The boy was waiting for us when we came down in the morning, no doubt fearful we would sneak out and leave him behind. Still, I could not quite understand why a trip into the mountains with us was preferable to a warm, quiet holiday in the stables. So when we were standing on the platform waiting for the train that would climb with us to Simla, I asked him.
“Why do you keep following us?”
“Because you are so very interesting,” he retorted. “And I learn many things—see?” That morning he had demanded that I give him the yellow ball, and he now stood, tossing the three spheres up and catching them in a smooth rhythm, talking nonchalantly all the while. Soon he would be better than I.
“You’re going to wear them out,” I said.
“When do I throw the mirror-balls? And when do I throw with you?”
“The mirror-balls when you can keep these in the air for two hundred paces without dropping them. And as a partner when you can keep five up.” It would be far more expertise than he’d need to hold up his end of a two-person team, but it condemned the urchin to solitary labours for a few more days while I accustomed myself to the idea of a three-person partnership. “Bindra, can you read and write?”

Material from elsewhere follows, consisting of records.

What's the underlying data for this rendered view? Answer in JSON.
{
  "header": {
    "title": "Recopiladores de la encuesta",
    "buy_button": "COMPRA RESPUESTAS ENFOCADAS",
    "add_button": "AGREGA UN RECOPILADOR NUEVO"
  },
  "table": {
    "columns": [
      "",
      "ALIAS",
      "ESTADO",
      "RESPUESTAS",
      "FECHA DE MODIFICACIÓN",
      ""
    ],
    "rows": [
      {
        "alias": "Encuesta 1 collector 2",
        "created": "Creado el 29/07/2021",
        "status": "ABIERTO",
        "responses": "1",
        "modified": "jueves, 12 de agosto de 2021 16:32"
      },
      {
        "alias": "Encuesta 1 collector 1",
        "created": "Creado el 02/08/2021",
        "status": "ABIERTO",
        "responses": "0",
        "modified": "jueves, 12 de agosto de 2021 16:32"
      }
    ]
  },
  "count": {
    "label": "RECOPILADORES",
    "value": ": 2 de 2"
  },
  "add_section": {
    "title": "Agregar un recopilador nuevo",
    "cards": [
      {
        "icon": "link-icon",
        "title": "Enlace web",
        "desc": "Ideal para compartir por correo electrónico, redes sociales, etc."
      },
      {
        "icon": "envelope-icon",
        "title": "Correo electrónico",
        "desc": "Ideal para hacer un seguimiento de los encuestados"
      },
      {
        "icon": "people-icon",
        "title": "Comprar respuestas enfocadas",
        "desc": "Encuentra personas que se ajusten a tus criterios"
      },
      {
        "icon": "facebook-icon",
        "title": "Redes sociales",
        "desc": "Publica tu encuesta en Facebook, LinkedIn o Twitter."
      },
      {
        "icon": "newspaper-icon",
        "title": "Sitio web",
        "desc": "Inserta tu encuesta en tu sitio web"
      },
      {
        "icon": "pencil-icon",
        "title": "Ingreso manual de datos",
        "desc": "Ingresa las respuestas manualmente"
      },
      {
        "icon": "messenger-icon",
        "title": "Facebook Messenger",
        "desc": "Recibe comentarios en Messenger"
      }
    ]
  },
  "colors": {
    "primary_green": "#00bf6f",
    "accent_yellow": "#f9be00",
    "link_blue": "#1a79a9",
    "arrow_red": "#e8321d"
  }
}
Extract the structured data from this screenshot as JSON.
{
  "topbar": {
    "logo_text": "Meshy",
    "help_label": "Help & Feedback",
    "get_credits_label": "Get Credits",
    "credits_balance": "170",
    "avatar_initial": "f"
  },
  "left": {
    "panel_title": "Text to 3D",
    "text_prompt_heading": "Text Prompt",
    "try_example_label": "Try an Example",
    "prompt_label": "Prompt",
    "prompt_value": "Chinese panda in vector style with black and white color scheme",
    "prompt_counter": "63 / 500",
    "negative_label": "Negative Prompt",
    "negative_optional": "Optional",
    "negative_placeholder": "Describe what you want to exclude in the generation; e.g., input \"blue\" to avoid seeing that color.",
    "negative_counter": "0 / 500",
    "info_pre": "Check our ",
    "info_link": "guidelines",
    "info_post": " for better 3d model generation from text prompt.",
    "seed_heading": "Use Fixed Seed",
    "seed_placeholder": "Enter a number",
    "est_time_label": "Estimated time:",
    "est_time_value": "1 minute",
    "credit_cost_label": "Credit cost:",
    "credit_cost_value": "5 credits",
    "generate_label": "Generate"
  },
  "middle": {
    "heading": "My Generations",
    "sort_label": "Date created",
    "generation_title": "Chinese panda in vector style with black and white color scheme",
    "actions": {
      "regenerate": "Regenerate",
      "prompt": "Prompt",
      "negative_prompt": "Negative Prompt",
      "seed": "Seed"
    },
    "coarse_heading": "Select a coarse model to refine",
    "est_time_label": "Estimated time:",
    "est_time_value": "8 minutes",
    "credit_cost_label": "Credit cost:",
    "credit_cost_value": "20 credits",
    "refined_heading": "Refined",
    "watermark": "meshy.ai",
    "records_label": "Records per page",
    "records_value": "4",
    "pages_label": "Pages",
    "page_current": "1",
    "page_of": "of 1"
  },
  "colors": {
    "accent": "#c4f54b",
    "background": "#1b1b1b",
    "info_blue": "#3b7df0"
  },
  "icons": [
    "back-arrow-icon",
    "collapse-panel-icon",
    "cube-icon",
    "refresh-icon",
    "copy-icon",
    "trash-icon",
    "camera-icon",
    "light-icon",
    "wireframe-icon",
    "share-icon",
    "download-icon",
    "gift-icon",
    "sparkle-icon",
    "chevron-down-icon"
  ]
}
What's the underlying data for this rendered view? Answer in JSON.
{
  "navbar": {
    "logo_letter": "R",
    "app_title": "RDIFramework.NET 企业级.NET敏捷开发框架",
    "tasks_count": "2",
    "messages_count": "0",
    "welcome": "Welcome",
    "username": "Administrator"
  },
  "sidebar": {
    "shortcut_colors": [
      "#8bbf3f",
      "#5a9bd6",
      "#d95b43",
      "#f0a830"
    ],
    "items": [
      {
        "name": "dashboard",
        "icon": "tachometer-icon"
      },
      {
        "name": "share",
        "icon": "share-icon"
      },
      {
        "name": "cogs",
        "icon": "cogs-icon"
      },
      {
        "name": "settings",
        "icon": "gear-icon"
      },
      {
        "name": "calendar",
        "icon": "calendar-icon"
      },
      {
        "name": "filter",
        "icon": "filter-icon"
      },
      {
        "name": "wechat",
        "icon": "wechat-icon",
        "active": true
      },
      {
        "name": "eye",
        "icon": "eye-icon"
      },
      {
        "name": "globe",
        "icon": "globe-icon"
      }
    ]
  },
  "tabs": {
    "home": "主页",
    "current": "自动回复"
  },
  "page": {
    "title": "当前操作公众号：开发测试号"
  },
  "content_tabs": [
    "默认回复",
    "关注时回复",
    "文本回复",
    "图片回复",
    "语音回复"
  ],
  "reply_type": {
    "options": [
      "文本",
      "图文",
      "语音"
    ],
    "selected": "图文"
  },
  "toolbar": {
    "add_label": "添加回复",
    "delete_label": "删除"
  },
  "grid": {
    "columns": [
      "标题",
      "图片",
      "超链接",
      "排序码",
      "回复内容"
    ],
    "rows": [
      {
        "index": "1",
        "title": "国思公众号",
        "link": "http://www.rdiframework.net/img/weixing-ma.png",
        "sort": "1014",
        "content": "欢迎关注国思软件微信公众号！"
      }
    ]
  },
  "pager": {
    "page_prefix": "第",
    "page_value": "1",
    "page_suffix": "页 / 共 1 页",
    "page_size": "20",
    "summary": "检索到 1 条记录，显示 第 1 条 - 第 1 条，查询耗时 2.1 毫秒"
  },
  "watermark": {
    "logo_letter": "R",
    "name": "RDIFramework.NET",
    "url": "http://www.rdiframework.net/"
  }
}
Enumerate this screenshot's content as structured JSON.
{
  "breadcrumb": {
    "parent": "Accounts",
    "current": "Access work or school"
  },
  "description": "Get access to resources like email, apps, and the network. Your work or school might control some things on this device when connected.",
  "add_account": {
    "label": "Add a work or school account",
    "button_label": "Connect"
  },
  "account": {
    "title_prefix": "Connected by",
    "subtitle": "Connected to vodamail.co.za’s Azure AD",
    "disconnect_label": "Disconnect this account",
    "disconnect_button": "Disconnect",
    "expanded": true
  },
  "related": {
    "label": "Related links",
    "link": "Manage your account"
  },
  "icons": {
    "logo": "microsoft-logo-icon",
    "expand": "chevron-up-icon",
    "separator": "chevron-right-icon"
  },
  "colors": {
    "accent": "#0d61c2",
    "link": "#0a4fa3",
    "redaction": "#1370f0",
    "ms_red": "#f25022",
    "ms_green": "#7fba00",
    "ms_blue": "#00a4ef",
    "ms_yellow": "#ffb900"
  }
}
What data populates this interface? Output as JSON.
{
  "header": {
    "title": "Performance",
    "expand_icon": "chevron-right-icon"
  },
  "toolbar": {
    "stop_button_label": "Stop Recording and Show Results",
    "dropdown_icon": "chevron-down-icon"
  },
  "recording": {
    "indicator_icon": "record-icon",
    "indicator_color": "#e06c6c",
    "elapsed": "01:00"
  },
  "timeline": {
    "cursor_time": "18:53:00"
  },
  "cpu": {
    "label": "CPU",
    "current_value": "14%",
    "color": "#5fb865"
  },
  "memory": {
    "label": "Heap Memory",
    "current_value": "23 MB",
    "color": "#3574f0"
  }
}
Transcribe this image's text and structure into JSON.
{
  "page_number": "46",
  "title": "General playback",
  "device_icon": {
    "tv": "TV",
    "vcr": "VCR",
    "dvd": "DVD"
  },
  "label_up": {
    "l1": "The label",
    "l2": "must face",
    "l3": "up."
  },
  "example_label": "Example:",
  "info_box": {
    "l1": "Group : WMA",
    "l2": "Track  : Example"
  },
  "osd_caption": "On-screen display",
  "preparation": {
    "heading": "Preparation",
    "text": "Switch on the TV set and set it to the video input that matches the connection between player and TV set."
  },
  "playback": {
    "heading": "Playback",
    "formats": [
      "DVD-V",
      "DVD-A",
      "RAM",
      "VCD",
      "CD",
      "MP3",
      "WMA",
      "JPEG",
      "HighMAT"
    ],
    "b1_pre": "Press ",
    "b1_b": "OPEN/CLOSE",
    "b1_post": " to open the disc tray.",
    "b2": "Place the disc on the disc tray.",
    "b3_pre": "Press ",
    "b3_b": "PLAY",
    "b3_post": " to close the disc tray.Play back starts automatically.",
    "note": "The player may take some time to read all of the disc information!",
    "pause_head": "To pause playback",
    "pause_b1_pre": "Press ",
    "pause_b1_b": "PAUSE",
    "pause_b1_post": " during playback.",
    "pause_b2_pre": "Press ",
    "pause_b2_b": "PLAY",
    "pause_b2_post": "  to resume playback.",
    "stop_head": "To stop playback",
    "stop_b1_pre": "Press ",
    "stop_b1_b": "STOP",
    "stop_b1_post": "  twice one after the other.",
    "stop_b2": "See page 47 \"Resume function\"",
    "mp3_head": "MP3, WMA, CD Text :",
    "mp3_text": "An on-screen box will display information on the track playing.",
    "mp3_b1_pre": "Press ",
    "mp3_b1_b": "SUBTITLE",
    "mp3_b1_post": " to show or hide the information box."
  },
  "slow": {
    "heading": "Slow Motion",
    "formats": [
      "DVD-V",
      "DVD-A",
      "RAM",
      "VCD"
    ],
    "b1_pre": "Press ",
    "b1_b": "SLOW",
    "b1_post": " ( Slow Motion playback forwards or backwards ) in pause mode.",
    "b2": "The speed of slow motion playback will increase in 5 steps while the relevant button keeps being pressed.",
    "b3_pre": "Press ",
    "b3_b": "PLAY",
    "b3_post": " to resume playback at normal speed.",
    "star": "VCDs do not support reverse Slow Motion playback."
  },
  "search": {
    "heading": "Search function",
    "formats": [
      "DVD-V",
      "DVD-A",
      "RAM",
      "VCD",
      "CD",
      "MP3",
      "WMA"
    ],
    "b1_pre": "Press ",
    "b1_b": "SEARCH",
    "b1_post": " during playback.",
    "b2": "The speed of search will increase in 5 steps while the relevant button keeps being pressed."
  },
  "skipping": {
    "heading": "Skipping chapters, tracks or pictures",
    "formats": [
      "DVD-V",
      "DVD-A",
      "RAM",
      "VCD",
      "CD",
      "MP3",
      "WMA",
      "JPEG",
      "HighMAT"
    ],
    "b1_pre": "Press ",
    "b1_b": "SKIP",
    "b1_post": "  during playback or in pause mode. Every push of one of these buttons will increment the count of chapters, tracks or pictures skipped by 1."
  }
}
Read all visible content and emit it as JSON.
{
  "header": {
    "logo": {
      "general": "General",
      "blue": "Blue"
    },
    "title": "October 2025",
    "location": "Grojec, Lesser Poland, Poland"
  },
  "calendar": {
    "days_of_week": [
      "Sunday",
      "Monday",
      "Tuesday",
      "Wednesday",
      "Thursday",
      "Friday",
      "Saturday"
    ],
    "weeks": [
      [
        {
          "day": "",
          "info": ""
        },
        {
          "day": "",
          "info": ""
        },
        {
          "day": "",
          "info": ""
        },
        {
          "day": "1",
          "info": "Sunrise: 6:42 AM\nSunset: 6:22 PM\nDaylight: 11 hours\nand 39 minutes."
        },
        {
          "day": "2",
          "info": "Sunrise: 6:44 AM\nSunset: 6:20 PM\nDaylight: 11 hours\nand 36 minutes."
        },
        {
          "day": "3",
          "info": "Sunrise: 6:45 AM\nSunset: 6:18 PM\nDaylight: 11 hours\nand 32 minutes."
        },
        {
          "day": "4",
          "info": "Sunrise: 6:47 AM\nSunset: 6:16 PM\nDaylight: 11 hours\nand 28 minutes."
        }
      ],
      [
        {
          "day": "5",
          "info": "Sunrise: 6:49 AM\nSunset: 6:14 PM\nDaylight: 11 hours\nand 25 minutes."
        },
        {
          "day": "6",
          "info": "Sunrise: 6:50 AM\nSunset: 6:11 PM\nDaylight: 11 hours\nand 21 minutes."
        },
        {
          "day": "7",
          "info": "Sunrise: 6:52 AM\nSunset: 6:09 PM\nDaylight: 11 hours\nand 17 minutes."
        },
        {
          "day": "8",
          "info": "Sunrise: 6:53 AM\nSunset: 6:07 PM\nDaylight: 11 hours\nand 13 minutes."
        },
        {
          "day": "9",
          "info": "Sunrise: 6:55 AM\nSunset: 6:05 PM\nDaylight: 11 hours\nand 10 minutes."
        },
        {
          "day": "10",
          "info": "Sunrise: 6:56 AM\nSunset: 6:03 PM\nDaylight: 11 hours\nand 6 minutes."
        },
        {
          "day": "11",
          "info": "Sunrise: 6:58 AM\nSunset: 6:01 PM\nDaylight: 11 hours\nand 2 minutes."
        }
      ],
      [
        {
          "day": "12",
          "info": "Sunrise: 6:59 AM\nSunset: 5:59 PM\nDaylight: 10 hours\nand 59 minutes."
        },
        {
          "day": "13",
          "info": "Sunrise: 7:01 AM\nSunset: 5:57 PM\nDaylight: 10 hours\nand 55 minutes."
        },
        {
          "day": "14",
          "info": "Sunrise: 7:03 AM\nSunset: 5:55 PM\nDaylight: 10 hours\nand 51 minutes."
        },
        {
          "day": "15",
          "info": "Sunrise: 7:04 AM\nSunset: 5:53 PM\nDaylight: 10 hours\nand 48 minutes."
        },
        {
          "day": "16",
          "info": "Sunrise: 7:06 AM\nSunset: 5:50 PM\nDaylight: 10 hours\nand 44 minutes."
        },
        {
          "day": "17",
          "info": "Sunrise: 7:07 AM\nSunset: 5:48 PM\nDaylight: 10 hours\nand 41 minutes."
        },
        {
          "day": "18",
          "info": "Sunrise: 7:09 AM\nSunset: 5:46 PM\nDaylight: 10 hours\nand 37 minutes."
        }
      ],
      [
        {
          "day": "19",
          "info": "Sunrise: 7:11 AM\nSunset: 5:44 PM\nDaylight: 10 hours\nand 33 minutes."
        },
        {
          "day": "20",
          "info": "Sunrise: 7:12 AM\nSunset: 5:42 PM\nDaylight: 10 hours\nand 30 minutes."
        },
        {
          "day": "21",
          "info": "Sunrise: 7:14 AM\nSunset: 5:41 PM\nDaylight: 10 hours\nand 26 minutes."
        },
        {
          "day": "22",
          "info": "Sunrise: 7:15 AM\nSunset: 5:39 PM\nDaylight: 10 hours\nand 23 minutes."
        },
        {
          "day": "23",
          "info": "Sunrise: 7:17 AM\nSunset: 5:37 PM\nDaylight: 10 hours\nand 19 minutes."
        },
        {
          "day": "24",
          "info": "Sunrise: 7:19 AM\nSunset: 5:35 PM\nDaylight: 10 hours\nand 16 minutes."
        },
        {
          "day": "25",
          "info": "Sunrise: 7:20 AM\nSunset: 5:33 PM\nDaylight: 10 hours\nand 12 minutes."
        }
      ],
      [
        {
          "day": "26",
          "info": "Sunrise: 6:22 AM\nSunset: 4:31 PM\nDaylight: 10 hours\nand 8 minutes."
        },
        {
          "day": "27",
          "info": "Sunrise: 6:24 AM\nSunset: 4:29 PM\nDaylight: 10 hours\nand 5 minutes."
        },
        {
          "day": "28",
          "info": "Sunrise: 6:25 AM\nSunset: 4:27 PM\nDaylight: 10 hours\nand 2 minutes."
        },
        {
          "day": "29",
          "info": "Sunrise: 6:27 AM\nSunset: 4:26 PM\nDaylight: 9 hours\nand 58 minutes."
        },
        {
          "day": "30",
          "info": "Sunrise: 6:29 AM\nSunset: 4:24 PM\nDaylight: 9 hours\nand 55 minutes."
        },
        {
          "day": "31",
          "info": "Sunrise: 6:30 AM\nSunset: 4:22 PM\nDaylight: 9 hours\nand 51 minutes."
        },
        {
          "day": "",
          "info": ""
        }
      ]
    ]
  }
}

“Oah yes. I write my name,” he asserted, but he began to concentrate closely on the trio of coloured balls he was tossing and catching with smooth competence.
“Why are you not in school?”
“I told you, I learn things from you.”
“You sh
ould be in school.”
He did not bother to answer. I tried another tack. “How old are you, Bindra?”
“Maybe twenty?” But before I could react, he changed it to “Or eleven? I think more than eight, I can remember eight.”
“Where are you from? Where is your family?”
“I have no family.”
“You’re an orphan?”
“I have an auntie in Calcutta. I was with her, oh, two or three years I think, before she sold me to the horse-dealer.”
“Sold you?”
“Oah yes,” he said nonchalantly. “I was happy to go. His hand was lighter than hers.”
“There’s no slavery in India.”
The brief look he shot me was eloquent. It occurred to me that I’d just given myself away definitively: He’d long overlooked my chronic oddities of speech and habit, but only a foreigner could assert that slavery did not exist in a place where clearly it did. I tried to regain my standing.
“Truly, Bindra, under the white man’s law, slavery is not allowed. Your aunt could not sell you, although she told you she could.”
“Oah, I know that. But I am a child. If I stand up and say, ‘I am not to be sold,’ what then? I am turned out to live on the street and go hungry. I did not mind. And ho! It has meant that I found you and the magician. I eat good food and breathe clean air. And now I am going to ride a train.”
Every boy’s dream, in this country as in others: to run away and join the circus. “Yes, well. We must talk more about a school for you. Because one day you will be a man, and need the skills you can only learn in school. Unless you wish to be a farmer in a village,” I added, knowing his disdain for the man with the hoe.
“I shall be a magician,” he said, adding slyly, “when you have taught me to pick the coin out of the air.”
I laughed and reached out to clap him on the back, and stopped with my hand an inch from his shoulder. To most Hindus, I as a Moslem was horribly unclean, and making contact with them would be deeply offensive, requiring lengthy purification. “What is your caste, Bindra?”